Online and mobile content for Indonesia will include coverage of business and finance, in addition to a selection of translated articles from The Wall Street Journal’s global editions. The Bahasa mobile reader will be designed for the BlackBerry, which has more than 10 million users in Indonesia.
The Wall Street Journal and Dow Jones Newswires have operated a combined news bureau in Jakarta, Indonesia since 1976. A locally based editor, with primary responsibility for the Bahasa news site and working within the existing news bureau, will be named in due course.
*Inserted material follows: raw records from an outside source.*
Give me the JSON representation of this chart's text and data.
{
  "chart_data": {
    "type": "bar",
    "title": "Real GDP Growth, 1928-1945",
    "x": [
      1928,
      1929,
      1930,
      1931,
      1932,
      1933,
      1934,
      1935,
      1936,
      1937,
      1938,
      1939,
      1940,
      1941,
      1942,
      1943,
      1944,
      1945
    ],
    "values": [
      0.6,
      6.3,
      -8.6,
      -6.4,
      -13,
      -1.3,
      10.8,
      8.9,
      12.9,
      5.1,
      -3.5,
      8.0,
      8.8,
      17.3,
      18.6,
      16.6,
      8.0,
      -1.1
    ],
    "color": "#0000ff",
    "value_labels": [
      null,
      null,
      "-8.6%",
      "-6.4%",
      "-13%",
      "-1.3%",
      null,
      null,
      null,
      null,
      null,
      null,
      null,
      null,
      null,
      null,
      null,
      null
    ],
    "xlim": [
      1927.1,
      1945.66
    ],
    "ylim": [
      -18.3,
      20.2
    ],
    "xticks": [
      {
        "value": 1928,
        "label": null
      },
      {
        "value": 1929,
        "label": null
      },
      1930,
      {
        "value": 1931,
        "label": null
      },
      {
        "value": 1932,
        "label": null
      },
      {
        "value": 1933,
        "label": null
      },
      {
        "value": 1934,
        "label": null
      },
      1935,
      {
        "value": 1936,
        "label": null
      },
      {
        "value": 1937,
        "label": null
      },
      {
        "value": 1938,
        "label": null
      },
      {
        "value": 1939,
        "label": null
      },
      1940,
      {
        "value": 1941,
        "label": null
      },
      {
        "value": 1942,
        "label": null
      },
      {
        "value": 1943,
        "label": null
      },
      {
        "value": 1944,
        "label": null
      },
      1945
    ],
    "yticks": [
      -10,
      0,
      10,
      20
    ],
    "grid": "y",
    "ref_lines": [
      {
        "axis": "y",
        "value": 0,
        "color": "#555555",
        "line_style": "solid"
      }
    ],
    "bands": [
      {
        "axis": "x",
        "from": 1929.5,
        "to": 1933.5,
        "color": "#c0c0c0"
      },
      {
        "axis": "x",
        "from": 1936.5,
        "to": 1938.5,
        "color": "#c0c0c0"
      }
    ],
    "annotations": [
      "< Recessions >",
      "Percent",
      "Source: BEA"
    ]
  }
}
“The Indonesia edition is another clear demonstration of The Wall Street Journal’s commitment to Asia and the breadth and depth of our coverage in this region,” said Almar Latour, editor-in-chief of both The Wall Street Journal and Dow Jones Newswires in Asia. “Our focus will remain on providing readers across multiple geographies, languages and platforms with the news and analysis they need to make informed decisions—particularly at a time when their decisions are driven by global markets.”
In Asia, The Wall Street Journal is available in Chinese and Japanese-language editions online, which together attract more than five million monthly unique visitors. The Chinese and Japanese-language smartphone and tablet apps have been downloaded more than one million times in total. Most recently, a German-language news site (http://WSJ.de) with mobile and tablet editions was launched in January 2012.
Mr. Thomson is in Jakarta this week following his recent participation in the Seoul Digital Forum in South Korea, where he delivered a speech on “New Technology and Journalism” that featured how The Wall Street Journal has significantly extended its reach through online, mobile and video platforms worldwide and in Asia.